#2511 Private Owen Stanley Tolman
26TH BATTALION, AUSTRALIAN INFANTRY FORCE
DESPITE THE FACT THAT AUGUST would not contain a major offensive on the Somme, high casualties continued to mount. As well as the sick being evacuated from the line, casualty clearing stations were inundated with a constant stream of wounded men; those hit by stray bullets, maimed by the never-ending shellfire and taken ill in the dreadful squalor of the trenches.
Private Owen Tolman. (Australian National War Memorial)
Born in Hobart, 24-year-old Owen Tolman, a dockside worker, had enlisted at Claremont, Tasmania, in July 1915. With the 26th Infantry Battalion, he was one of those who had relieved the exhausted 1st Australian Division at the end of July after its capture of Pozières. When they arrived, Owen and his counterparts found their predecessors lying in the bottom of the trenches, the parapets littered with dead men. All looked exhausted and were at the end of the limits of their endurance.

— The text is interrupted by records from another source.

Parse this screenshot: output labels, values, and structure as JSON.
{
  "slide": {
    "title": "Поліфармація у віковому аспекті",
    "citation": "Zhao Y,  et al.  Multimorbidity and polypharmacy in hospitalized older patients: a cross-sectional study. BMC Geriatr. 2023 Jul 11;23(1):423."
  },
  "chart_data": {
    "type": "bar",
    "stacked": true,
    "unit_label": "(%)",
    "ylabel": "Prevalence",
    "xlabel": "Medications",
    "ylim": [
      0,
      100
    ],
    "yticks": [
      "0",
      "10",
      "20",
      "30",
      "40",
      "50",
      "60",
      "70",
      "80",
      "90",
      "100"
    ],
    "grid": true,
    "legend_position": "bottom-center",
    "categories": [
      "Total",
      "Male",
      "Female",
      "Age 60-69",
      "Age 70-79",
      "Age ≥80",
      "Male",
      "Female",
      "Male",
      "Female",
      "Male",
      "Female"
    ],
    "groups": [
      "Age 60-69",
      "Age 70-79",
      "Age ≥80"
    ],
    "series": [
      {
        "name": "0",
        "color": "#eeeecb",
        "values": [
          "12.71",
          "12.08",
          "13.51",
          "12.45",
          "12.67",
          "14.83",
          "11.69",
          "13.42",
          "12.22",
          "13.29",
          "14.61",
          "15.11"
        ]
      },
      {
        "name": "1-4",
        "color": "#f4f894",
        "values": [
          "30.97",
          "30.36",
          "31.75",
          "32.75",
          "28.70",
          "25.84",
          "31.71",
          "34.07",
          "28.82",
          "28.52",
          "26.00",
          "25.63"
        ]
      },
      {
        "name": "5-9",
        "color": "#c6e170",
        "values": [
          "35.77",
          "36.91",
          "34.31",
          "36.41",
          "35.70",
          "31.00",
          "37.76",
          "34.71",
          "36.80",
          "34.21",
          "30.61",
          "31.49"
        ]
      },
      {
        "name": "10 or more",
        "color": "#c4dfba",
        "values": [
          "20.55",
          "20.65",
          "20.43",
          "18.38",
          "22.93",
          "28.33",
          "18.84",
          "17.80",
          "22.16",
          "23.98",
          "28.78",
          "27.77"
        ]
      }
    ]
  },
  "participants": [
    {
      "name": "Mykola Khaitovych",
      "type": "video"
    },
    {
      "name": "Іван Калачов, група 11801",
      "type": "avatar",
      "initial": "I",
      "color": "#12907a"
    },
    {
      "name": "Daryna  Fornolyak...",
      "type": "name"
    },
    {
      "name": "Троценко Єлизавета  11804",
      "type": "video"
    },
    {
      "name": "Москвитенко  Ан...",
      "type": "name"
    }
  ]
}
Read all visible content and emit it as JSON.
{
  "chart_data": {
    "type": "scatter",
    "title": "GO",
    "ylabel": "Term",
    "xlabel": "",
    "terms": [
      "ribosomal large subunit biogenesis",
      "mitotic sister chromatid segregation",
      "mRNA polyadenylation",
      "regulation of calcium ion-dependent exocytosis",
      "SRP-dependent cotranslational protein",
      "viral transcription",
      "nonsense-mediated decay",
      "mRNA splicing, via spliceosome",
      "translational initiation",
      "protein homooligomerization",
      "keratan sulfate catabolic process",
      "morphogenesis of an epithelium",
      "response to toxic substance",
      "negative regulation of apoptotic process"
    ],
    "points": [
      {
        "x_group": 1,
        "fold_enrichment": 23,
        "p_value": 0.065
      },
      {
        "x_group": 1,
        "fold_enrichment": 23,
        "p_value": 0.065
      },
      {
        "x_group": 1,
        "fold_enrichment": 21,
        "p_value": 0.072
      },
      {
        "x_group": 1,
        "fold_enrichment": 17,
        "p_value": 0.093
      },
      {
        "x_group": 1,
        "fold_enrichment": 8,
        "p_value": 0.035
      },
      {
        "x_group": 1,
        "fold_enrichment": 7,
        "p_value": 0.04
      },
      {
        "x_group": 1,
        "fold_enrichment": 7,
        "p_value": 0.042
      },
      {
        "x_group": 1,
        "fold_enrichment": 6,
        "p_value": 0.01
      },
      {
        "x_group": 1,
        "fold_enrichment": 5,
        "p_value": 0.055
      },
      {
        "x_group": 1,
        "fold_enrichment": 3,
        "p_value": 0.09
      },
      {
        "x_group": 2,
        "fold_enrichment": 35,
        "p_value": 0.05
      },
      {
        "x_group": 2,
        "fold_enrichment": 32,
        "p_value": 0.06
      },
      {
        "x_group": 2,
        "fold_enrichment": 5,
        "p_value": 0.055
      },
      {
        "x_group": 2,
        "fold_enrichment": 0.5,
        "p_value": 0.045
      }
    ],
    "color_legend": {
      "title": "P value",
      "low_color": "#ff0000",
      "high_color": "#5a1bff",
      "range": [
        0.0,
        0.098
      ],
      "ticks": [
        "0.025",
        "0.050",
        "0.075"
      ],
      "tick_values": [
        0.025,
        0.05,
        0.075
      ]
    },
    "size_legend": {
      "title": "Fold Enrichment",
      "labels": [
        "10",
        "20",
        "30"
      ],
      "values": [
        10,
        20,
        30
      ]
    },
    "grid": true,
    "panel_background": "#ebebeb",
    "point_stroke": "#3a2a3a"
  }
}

On 27th July four waves of Owen’s battalion lined up shortly after 11pm, the objective at that time still being the OG Lines. As midnight passed, Owen was moving steadily forward to the 26th Battalion’s designated start position. Suddenly the enemy opened fire on them with machine-gun and rifle fire, although a large percentage of it was too high to hit anything effectively. They began their attack. As Owen and his battalion advanced, the men encountered first advanced posts, connected underground to the German lines, and then a shallow trench lightly manned and only partly protected by wire entanglements. In the darkness the men became somewhat confused. Troops veered to the left, and the men on their right became mixed up with Owen and his companions. The formation of waves set up to advance melted away into small groups as they climbed over uneven ground and attempted to avoid enemy shellfire.
Despite their troubles, Owen and his fellow Australians in their isolated groups managed to get as far as the undamaged and cumbersome wire entanglements in front of the enemy’s second line and a few men even managed to enter their defences. There was no way of contacting headquarters, and no co-operation with their own artillery. In the face of the wire and a fiercely defended position, the 26th Battalion began to retire again, confused as to whether orders to do so had been issued or not. Having established that any gains in the enemy line were meagre and not sustainable, and that other troops had been ordered to withdraw, the same order was officially given to Owen’s battalion. For the most part the men ended up right back where they started.
Casualty clearing stations behind the line were swamped with the wounded. That day No. 3 CCS, situated at Puchevillers, admitted 370 officers and men and on the next 178 more. Owen arrived with 233 more troops on the 29th, another busy day, as men continued to be treated, succumbed to their wounds or were transferred on to ambulance trains to be sent on to base hospitals and beyond that, Blighty. Numbers continued to be high, spiking even more in the first week of August as admittances reached nearly 600 men per day, including nearly 100 Germans. All the while, Owen remained under their care, too badly hurt to be transferred. When the 26th Australian Infantry Battalion was withdrawn from the lines on the 7th it had suffered more than 650 casualties, including Owen Tolman. He succumbed to his wounds on 10th August and was laid to rest at Puchevillers British Cemetery plot I.F.61.